My friend and I were sitting down for coffee to catch up after all my recent adventures and we started talking about my bus trips and customer service. I had a really bad experience with Bolt Bus and the customer service made it worse. She countered my story with a bad experience she had but a good customer service experience so it led me to write this post.

I think you can make or break a customer service experience by how you respond to the complaint.

If you are in any business you have an opportunity to make someone’s experience awesome or not great. If someone has a not great or terrible experience you then have another opportunity to turn it around by the way you respond to the complaint. It’s a way to set yourself apart from the competition and to make an unpleasant experience into a memorable one. You can make up for the bad experience with a really good one or you can fail again and probably lose a customer or several. I mean, isn’t everyone on social media or blogging about their experiences. Wouldn’t you hate for your business to be talked about in a bad way and know that you had an opportunity to make it better and didn’t. Or maybe you really don’t care. That’s ok too.

Usually when a business has haters it means you have officially made it.

For Bolt Bus this was my first (and probably last) bus ride with them. There was no wifi, outlets that didn’t work, partying on the bus and a rude driver when these issues were pointed out. We were even running really late but no announcements were made to tell us this, you just had to figure it out for yourself. I understand that in a business, things don’t always go as planned and things can be broken but what I don’t get is rudeness and not owning your failure to deliver. I had to email Bolt Bus three times and tweet to them before getting anyone to respond to me. If it weren’t for tweeting I’m not sure they would have ever responded to my emails. When they did respond to my emails they quoted policies that basically stated everything¬†could go wrong and they weren’t responsible or able to refund fares. This is not what I asked for at all. I wanted someone to listen to me and understand how frustrating my experience was so I quoted back some of their own policies about partying on the bus and how those people should have been kicked off. Silence. No response. End of story.

I told this story to my friend and she told me how she didn’t really like them either. She didn’t think they were that friendly or comfortable as well. Apparently their wifi being out is a thing because she also had that experience.
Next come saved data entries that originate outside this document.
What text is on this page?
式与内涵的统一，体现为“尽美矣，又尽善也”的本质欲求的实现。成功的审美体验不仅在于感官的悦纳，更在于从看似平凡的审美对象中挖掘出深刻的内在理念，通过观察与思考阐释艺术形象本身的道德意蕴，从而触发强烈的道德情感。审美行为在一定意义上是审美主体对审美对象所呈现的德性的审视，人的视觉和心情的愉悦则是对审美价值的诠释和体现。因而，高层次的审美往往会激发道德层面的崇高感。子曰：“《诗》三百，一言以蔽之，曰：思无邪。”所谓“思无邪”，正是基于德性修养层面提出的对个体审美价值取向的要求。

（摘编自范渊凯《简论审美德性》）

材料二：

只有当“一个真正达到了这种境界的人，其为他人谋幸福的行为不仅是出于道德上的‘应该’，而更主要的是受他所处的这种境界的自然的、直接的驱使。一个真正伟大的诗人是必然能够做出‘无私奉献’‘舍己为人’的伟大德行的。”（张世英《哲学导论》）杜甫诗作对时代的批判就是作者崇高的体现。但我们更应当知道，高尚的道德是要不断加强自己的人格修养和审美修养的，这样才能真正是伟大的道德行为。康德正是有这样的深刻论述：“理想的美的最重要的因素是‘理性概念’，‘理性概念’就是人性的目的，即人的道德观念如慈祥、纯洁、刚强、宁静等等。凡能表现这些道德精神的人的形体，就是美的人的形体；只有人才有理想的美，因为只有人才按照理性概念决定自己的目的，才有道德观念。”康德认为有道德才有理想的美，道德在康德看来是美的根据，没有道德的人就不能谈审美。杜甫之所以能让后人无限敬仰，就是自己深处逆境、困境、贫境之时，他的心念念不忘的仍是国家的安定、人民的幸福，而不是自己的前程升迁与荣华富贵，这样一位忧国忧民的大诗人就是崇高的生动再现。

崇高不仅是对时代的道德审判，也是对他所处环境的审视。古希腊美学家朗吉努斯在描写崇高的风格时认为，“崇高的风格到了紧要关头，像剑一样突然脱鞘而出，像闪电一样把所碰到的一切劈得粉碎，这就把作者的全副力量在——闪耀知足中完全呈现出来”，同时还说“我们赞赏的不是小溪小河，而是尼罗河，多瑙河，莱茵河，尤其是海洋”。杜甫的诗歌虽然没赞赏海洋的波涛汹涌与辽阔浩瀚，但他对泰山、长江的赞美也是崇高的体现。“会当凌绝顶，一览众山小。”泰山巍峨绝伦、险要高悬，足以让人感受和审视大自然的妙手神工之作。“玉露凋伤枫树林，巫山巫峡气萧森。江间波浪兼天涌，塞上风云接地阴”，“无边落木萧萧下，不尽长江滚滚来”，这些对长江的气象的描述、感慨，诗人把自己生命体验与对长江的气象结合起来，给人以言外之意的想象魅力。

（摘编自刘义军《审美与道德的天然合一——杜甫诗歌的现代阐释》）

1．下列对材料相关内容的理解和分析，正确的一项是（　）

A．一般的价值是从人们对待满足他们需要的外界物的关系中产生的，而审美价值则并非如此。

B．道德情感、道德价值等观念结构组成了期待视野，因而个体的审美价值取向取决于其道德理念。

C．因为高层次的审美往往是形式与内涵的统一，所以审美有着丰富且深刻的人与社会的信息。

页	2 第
I guess you can’t ask much for a budget carrier except I didn’t have ANY issues when I rode Megabus which is also a budget carrier and a competitor of theirs. Concord was amazing as well. Both Megabus and Concord offered nicer experiences and they arrived to the destinations early (every time!). So, if you have a choice between these options I would suggest never choosing Bolt if you don’t have to. Cheap is cheap but as far as I’m concerned they are at the bottom of the barrel. If you can get the same cheap fares elsewhere then it’s really no competition at all. Go with what works or what’s recommended.

My friend told me the story of how she ordered food through a delivery service at one of her favorite restaurants. By the time she got the food it was not at an optimal temperature so she told them and they refunded all of her money. They seemed to care about the problem that was reported and didn’t want to lose a customer so they took care of her. They turned her bad experience into something she’ll probably be willing to try again.
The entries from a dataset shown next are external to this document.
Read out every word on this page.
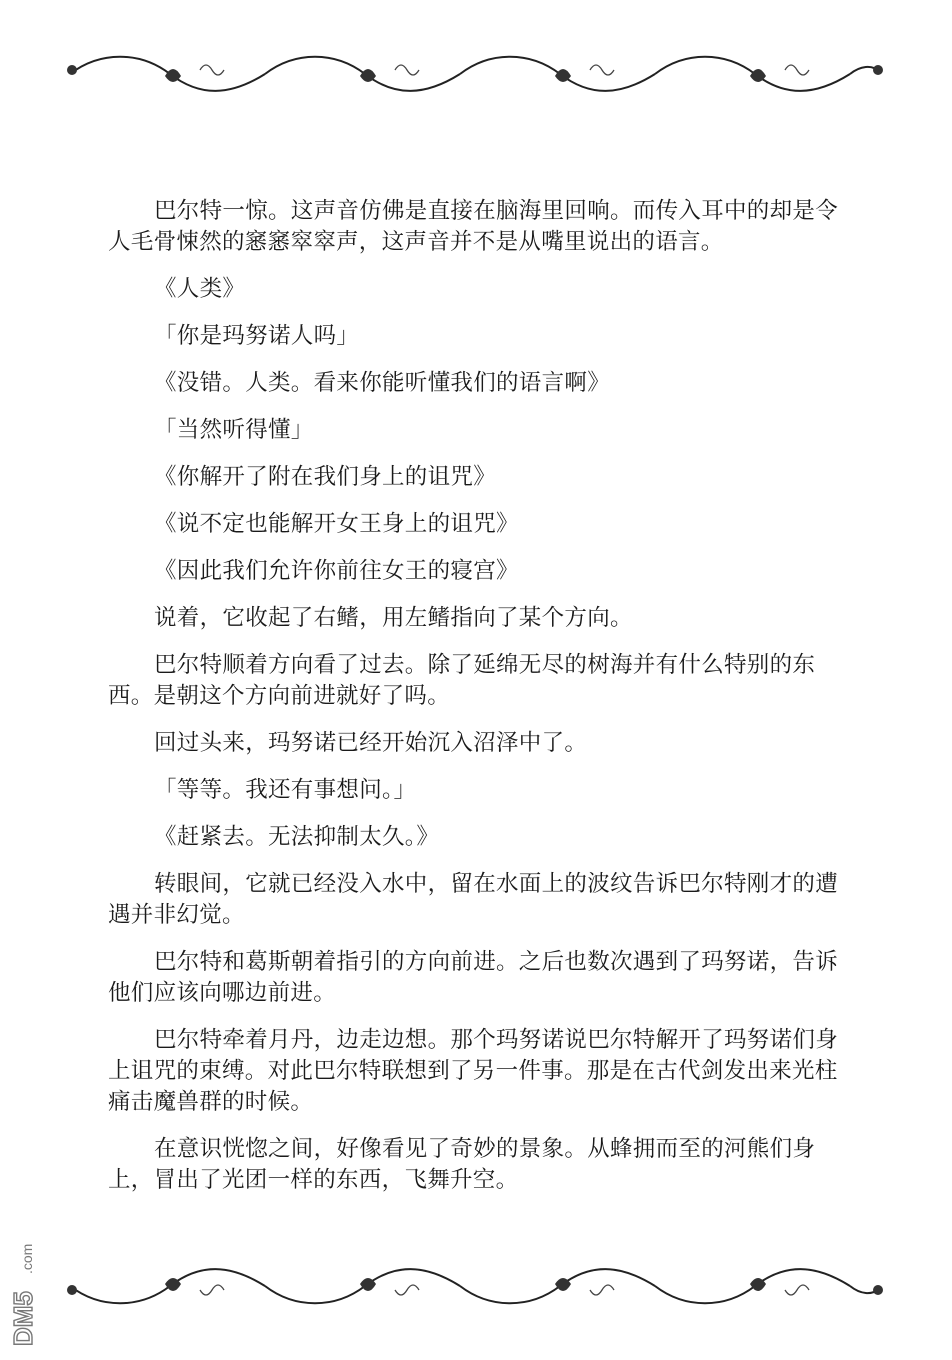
巴尔特一惊。这声音仿佛是直接在脑海里回响。而传入耳中的却是令人毛骨悚然的窸窸窣窣声，这声音并不是从嘴里说出的语言。

《人类》

「你是玛努诺人吗」

《没错。人类。看来你能听懂我们的语言啊》

「当然听得懂」

《你解开了附在我们身上的诅咒》

《说不定也能解开女王身上的诅咒》

《因此我们允许你前往女王的寝宫》

说着，它收起了右鳍，用左鳍指向了某个方向。

巴尔特顺着方向看了过去。除了延绵无尽的树海并有什么特别的东西。是朝这个方向前进就好了吗。

回过头来，玛努诺已经开始沉入沼泽中了。

「等等。我还有事想问。」

《赶紧去。无法抑制太久。》

转眼间，它就已经没入水中，留在水面上的波纹告诉巴尔特刚才的遭遇并非幻觉。

巴尔特和葛斯朝着指引的方向前进。之后也数次遇到了玛努诺，告诉他们应该向哪边前进。

巴尔特牵着月丹，边走边想。那个玛努诺说巴尔特解开了玛努诺们身上诅咒的束缚。对此巴尔特联想到了另一件事。那是在古代剑发出来光柱痛击魔兽群的时候。

在意识恍惚之间，好像看见了奇妙的景象。从蜂拥而至的河熊们身上，冒出了光团一样的东西，飞舞升空。

DM5
.com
I hope this helps you learn from bad and good customer service experiences. What will your business choose when faced with an angry or unhappy customer?

If you do anything in business never make vague promises. And listen to your customers. Sometimes that’s all they want is someone to empathize with them and understand how they must have felt. Literally put yourself in their shoes. What would make you happy if you were on the other side? What would you want to hear?